Acquired Mitral Stenosis 

  • Author: M Silvana Horenstein, MD; Chief Editor: Stuart Berger, MD   more...
 
Updated: Sep 1, 2010
 

Background

Acquired mitral stenosis (MS), or mitral valve stenosis, is virtually synonymous with rheumatic heart disease. In genetically susceptible individuals, rheumatic fever occurs as a complication of group A streptococcal infection. Other rare causes of acquired MS include carcinoid causes, systemic lupus erythematosus, rheumatoid arthritis, and some mucopolysaccharidoses. The underlying pathological process is a diffuse inflammation of connective tissue.

Not all group A streptococcal infections lead to rheumatic fever. Studies demonstrate that rheumatic fever follows infection of the upper respiratory tract and rarely, if ever, follows skin infection. Similarly, not all cases of streptococcal pharyngitis lead to rheumatic fever. In fact, only 2-3% of patients with untreated group A streptococcal pharyngitis develop this complication. Appropriate treatment of streptococcal pharyngitis prevents rheumatic fever.

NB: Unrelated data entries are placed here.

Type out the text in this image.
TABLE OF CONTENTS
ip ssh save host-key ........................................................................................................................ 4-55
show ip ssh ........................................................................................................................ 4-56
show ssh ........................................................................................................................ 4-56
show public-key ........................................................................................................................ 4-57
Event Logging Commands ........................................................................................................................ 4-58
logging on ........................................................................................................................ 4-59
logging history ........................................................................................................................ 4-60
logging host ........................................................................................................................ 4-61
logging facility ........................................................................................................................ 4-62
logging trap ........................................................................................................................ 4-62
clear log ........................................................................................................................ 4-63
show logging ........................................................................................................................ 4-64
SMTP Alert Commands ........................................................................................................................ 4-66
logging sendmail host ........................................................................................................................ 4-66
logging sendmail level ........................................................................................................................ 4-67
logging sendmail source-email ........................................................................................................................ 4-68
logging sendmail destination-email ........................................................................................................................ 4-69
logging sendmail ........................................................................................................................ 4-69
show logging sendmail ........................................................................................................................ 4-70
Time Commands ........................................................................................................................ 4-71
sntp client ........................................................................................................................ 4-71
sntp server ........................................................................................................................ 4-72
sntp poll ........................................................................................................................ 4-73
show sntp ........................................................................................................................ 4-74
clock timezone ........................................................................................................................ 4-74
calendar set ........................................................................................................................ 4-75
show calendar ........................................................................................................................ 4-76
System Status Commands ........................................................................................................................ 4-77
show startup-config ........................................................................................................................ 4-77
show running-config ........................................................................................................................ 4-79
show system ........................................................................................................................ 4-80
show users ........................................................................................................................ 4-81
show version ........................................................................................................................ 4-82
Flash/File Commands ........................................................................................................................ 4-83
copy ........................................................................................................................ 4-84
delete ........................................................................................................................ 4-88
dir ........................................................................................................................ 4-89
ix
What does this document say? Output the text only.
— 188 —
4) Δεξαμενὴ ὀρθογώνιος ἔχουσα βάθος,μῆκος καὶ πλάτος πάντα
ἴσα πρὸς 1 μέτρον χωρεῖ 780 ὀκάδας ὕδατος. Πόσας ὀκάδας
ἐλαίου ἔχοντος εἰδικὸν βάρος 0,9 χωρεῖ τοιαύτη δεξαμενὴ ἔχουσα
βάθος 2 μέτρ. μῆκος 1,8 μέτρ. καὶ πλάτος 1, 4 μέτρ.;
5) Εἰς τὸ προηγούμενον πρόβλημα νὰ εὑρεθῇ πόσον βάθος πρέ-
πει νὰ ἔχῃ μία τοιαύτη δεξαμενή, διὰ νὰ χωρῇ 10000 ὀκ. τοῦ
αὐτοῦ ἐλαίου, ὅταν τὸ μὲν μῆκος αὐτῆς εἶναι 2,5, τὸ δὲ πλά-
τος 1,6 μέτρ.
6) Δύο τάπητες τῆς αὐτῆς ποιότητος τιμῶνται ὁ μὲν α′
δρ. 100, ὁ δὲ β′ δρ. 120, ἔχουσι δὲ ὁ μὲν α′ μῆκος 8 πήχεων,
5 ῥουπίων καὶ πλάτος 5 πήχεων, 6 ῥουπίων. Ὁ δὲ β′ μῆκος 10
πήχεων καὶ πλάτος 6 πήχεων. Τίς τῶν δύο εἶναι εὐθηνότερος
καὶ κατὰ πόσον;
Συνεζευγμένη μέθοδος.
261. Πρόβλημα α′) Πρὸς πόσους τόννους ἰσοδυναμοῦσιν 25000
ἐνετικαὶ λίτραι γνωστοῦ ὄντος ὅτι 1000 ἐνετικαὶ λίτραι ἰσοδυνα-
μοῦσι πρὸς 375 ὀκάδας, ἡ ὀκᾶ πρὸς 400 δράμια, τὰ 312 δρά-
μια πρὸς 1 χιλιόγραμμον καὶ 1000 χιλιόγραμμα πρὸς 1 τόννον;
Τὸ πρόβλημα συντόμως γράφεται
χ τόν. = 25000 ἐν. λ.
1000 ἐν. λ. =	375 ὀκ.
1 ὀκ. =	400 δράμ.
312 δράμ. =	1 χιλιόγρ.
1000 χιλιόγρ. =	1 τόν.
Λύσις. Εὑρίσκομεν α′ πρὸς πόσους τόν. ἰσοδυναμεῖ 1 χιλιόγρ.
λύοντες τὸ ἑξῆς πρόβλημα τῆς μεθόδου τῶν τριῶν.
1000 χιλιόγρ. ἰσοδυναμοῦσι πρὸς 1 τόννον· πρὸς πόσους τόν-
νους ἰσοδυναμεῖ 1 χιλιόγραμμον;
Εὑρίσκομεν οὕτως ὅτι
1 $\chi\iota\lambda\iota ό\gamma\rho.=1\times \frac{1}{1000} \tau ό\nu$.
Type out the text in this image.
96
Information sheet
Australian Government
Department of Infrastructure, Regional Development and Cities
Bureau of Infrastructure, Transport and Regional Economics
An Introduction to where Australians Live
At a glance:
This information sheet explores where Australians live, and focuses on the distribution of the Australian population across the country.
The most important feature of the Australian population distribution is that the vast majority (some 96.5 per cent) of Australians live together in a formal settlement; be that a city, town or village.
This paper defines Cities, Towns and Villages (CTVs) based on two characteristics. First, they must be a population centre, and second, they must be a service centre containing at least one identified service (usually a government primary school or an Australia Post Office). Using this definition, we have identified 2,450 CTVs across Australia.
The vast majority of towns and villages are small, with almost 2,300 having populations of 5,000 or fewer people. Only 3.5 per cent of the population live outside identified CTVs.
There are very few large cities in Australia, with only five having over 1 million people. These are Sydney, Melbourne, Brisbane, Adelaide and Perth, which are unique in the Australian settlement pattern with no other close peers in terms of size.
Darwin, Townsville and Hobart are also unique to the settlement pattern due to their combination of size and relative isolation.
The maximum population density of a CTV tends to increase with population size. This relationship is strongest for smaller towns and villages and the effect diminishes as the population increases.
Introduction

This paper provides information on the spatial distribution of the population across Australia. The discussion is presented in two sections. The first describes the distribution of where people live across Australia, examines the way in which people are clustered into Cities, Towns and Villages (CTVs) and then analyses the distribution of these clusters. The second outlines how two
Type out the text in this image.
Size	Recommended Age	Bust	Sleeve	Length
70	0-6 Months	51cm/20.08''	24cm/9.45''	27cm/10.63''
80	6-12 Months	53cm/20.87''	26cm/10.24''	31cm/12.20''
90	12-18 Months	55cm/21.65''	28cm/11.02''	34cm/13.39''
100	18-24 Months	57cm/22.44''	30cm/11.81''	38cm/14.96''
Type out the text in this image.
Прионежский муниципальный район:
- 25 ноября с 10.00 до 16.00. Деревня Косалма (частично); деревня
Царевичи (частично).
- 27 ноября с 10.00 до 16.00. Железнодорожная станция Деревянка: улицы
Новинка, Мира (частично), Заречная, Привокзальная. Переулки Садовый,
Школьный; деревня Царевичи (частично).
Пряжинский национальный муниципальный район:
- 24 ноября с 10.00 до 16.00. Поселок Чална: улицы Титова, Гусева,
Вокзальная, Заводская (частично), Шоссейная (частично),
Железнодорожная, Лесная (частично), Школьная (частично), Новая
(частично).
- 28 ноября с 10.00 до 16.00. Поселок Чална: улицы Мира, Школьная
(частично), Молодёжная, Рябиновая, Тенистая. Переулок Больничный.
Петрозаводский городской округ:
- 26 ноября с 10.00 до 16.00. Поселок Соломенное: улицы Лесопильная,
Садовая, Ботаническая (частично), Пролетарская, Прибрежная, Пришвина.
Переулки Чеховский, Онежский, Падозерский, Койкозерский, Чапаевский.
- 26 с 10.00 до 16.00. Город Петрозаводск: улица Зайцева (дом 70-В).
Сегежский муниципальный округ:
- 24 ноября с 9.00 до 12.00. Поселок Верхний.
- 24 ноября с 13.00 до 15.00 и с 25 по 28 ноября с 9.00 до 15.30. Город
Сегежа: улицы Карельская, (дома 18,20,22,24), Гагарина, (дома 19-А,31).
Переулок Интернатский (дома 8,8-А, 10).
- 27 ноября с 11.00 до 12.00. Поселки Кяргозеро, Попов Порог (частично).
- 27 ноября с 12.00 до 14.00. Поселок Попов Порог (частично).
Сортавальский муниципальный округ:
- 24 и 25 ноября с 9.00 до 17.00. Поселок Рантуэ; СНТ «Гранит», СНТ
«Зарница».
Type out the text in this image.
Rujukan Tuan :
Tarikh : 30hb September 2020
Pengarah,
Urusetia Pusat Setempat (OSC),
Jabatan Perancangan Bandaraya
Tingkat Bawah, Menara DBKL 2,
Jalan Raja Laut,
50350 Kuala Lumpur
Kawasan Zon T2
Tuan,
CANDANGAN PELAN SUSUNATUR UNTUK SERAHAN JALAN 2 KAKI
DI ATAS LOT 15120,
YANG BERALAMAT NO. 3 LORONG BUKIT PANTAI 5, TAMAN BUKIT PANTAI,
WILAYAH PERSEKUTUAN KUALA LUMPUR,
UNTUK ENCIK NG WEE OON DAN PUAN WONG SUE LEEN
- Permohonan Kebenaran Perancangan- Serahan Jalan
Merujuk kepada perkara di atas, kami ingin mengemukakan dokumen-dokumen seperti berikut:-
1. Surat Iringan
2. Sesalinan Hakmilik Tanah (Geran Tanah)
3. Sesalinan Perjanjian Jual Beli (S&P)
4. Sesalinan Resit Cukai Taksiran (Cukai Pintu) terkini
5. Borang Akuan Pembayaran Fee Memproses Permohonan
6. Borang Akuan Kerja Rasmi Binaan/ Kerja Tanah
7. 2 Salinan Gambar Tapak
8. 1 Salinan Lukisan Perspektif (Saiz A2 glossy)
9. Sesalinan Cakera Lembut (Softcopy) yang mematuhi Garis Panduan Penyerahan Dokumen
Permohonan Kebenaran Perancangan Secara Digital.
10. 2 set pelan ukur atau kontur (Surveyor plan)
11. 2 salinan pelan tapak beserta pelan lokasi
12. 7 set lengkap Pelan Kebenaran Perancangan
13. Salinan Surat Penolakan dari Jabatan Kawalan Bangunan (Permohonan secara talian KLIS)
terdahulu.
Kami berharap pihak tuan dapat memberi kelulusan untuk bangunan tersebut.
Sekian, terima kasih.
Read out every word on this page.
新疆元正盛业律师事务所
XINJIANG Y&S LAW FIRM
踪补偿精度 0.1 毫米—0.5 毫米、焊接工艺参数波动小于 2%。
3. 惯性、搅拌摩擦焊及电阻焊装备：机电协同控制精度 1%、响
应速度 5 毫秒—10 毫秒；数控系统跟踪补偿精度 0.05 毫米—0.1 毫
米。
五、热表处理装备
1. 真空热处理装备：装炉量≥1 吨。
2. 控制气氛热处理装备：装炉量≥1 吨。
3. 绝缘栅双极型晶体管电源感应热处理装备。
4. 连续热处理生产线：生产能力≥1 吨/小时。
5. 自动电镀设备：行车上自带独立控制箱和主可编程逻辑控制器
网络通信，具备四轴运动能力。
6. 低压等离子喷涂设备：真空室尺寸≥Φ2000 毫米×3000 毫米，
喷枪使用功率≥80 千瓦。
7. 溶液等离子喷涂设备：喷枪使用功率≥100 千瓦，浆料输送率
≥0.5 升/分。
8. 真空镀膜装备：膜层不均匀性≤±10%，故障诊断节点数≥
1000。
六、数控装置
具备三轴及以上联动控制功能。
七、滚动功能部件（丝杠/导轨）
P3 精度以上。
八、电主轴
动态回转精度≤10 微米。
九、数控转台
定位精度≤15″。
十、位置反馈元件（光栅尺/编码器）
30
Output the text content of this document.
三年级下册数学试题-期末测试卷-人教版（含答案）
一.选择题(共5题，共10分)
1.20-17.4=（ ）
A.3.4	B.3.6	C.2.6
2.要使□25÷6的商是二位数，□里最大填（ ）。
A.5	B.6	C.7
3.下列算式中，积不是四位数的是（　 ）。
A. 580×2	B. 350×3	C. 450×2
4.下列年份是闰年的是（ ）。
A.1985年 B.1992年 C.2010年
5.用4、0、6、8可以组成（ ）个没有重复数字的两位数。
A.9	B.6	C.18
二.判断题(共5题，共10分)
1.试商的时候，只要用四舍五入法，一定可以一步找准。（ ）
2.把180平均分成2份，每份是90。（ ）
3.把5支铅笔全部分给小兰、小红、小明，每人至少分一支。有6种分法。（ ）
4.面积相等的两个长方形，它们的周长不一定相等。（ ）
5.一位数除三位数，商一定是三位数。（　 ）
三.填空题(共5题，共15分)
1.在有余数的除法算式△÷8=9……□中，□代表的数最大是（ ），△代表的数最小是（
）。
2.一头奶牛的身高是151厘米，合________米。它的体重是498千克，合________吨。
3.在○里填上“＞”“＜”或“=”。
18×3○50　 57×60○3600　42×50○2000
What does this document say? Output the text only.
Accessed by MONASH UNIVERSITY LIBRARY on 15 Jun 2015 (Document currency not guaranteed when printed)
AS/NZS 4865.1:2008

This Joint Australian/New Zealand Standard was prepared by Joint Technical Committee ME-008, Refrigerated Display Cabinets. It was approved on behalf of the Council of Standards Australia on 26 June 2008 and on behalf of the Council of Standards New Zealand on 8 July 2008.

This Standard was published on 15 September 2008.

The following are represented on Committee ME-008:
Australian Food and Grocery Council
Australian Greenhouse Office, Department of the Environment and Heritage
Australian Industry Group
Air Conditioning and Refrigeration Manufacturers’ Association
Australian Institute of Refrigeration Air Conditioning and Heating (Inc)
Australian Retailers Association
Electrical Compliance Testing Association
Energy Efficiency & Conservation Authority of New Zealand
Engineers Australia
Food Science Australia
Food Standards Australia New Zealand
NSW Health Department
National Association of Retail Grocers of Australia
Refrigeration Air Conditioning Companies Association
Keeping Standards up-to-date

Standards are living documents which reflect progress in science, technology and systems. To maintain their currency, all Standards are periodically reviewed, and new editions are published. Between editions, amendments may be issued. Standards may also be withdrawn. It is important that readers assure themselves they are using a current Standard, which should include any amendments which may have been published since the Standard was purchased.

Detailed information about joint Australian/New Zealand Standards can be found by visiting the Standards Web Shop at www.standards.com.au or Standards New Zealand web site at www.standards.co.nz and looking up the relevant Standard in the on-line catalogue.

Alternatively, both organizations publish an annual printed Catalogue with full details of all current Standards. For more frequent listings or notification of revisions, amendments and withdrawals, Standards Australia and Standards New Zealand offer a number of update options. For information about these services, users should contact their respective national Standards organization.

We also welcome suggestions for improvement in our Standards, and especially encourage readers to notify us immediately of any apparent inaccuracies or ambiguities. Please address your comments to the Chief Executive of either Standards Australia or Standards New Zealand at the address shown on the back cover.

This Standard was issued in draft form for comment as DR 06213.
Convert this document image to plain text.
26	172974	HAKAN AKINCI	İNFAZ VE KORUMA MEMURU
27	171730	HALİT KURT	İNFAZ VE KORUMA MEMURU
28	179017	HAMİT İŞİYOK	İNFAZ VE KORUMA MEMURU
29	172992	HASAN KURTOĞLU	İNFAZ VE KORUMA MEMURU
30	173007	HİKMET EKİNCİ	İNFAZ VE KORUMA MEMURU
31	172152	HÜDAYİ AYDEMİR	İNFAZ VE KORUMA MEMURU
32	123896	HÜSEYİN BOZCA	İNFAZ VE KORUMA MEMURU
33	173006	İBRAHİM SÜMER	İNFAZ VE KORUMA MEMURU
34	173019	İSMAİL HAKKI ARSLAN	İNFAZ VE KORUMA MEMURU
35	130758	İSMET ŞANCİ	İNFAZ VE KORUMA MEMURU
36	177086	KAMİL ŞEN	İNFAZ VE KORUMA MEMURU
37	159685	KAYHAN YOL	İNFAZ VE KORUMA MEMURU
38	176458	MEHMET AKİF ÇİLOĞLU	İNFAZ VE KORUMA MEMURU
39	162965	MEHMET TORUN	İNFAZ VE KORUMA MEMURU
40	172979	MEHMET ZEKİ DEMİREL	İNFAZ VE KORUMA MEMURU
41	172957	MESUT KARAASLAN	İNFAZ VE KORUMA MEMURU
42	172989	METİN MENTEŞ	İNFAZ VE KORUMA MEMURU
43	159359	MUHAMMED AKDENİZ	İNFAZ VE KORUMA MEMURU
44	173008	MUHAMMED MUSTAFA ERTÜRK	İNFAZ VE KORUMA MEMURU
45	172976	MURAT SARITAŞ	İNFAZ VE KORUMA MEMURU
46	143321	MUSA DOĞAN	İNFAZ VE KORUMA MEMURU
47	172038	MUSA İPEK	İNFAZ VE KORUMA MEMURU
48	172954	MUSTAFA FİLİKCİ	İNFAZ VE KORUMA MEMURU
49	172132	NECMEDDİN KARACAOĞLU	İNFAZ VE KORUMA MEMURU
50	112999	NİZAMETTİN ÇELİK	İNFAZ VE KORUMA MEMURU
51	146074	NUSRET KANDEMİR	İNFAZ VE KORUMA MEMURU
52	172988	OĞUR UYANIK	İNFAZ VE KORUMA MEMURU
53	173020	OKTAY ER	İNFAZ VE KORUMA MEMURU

Rheumatic heart disease primarily affects the mitral valve; mitral regurgitation (MR), or mitral valve regurgitation, is the initial hemodynamic consequence. Lesions of the mitral valve begin as deposits of fibrin and RBCs that form small verrucae along the borders of the mitral valve leaflets. When the inflammation subsides, the verrucae are replaced by fibrous tissue. Over at least several years, the individual may then develop fibrosis of the mitral ring; contracture of the mitral leaflets, chordae tendineae, and papillary muscles; and commisural adhesions that result in valve stenosis. Therefore, rheumatic heart disease is a lifelong and sometimes progressive disease.

Definition

Mitral valve stenosis results from a pathologic process that narrows the effective mitral valve orifice. Proper function of the mitral valve requires an intact mitral valve apparatus and satisfactory left ventricle (LV) function.

Anatomy

The mitral valve is the inlet valve to the LV. The normal mitral valve is a complex apparatus composed of an annulus and two leaflets that are attached to two papillary muscles by chordae tendineae. The papillary muscles arise from the walls of the LV and secure the chordae and mitral leaflets, preventing prolapse of the valve during ventricular systole.

Anatomy of subtypes

Mitral valve stenosis, such as is seen in rheumatic fever, occurs because of fibrous scarring of the valve leaflets with subsequent calcification, thereby decreasing the size of the effective valve orifice. Subvalvular and supravalvular MS are congenital anomalies (see Mitral Stenosis, Congenital).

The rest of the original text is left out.